Treibhausgase sieht man nicht, aber wir können sie erfassen. (© Michael Welling)

Als Vertragsstaat internationaler Abkommen zu Klimaschutz und Luftreinhaltung ist es das erklärte Ziel Deutschlands, den Ausstoß an klimaschädlichen Gasen (Treibhausgase) und Luftschadstoffen zu reduzieren. Wissenschaftliche Bestandsaufnahmen liefern die notwendigen Daten.


Im NIR (Nationaler Inventarbericht Treibhausgase) und IIR (Nationaler Inventarbericht Luftschadstoffe) veröffentlicht das Umweltbundesamt jährlich aktuelle Daten zur gesamten deutschen Emissionssituation. Für die Bereiche Landwirtschaft, Forstwirtschaft und andere Landnutzung erstellt das Thünen-Institut die nationalen Emissionsinventare im Auftrag des Bundesministeriums für Ernährung und Landwirtschaft (BMEL). Berichtet werden die Treibhausgase Kohlendioxid (CO2), Lachgas (N2O) und Methan (CH4) sowie die Luftschadstoffe Ammoniak (NH3), Stickoxide (NOx), flüchtige organische Verbindungen (NMVOC) und Stäube.
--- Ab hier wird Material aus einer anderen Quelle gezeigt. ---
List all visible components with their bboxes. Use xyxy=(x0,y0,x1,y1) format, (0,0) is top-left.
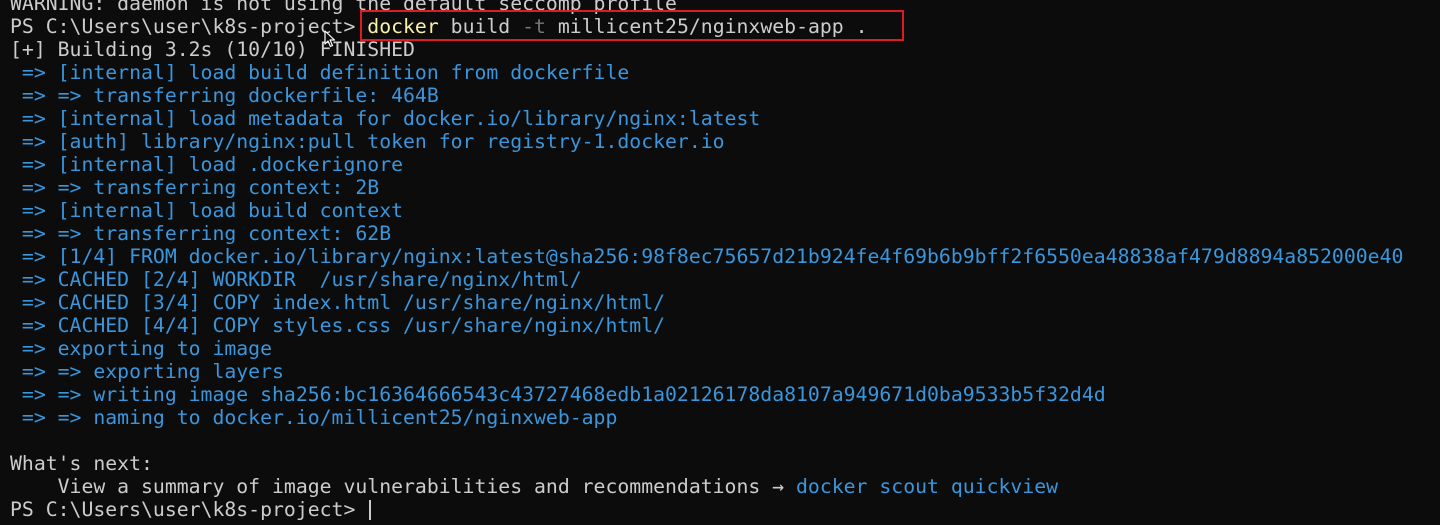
whats-next-line: View a summary of image vulnerabilities … xyxy=(10,475,1440,498)
scout-quickview-command[interactable]: docker scout quickview xyxy=(796,475,1058,498)
build-step-line: => CACHED [3/4] COPY index.html /usr/sha… xyxy=(10,291,666,314)
build-step-line: => [internal] load .dockerignore xyxy=(10,153,404,176)
build-step-line: => CACHED [2/4] WORKDIR /usr/share/nginx… xyxy=(10,268,582,291)
highlighted-command: docker build -t millicent25/nginxweb-app… xyxy=(360,10,905,41)
terminal-output: WARNING: daemon is not using the default… xyxy=(10,0,1440,521)
final-prompt: PS C:\Users\user\k8s-project> xyxy=(10,498,356,521)
command-flag: -t xyxy=(522,15,546,38)
build-step-line: => [auth] library/nginx:pull token for r… xyxy=(10,130,725,153)
build-step-line: => [internal] load build context xyxy=(10,199,404,222)
build-step-line: => => writing image sha256:bc16364666543… xyxy=(10,383,1106,406)
build-step-line: => => exporting layers xyxy=(10,360,284,383)
prompt: PS C:\Users\user\k8s-project> xyxy=(10,15,356,38)
final-prompt-line[interactable]: PS C:\Users\user\k8s-project> xyxy=(10,498,1440,521)
warning-line: WARNING: daemon is not using the default… xyxy=(10,0,677,15)
build-step-line: => => transferring dockerfile: 464B xyxy=(10,84,439,107)
command-line: PS C:\Users\user\k8s-project> docker bui… xyxy=(10,10,1440,41)
build-step-line: => => naming to docker.io/millicent25/ng… xyxy=(10,406,618,429)
build-step-line: => => transferring context: 62B xyxy=(10,222,392,245)
mouse-pointer-icon xyxy=(324,30,336,48)
text-cursor xyxy=(369,500,372,520)
terminal-window[interactable]: WARNING: daemon is not using the default… xyxy=(0,0,1440,525)
whats-next-heading: What's next: xyxy=(10,452,153,475)
command-executable: docker xyxy=(367,15,439,38)
build-step-line: => CACHED [4/4] COPY styles.css /usr/sha… xyxy=(10,314,666,337)
whats-next-text: View a summary of image vulnerabilities … xyxy=(10,475,797,498)
build-step-line: => => transferring context: 2B xyxy=(10,176,380,199)
build-step-line: => [internal] load metadata for docker.i… xyxy=(10,107,761,130)
build-steps-list: => [internal] load build definition from… xyxy=(10,61,1440,429)
build-step-line: => [internal] load build definition from… xyxy=(10,61,630,84)
command-target: millicent25/nginxweb-app . xyxy=(545,15,868,38)
build-step-line: => exporting to image xyxy=(10,337,273,360)
build-status: [+] Building 3.2s (10/10) FINISHED xyxy=(10,38,415,61)
build-step-line: => [1/4] FROM docker.io/library/nginx:la… xyxy=(10,245,1404,268)
command-args: build xyxy=(438,15,523,38)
Die wissenschaftlichen Bestandsaufnahmen des Thünen-Instituts geben Auskunft über Quellen und Senken für Treibhausgase bzw. Luftschadstoffe. Hauptverursacher der Emissionen sowie kritische Regionen werden darin identifiziert und die zugrunde liegenden Prozesse untersucht.

Emissionsinventare dokumentieren die Entwicklung der Emissionssituation über die Zeit. Mit ihnen lässt sich überprüfen, wie wirksam Maßnahmen zum Klimaschutz und zur Luftreinhaltung sind, und sie ermöglichen die Kontrolle international eingegangener Reduktionsverpflichtungen.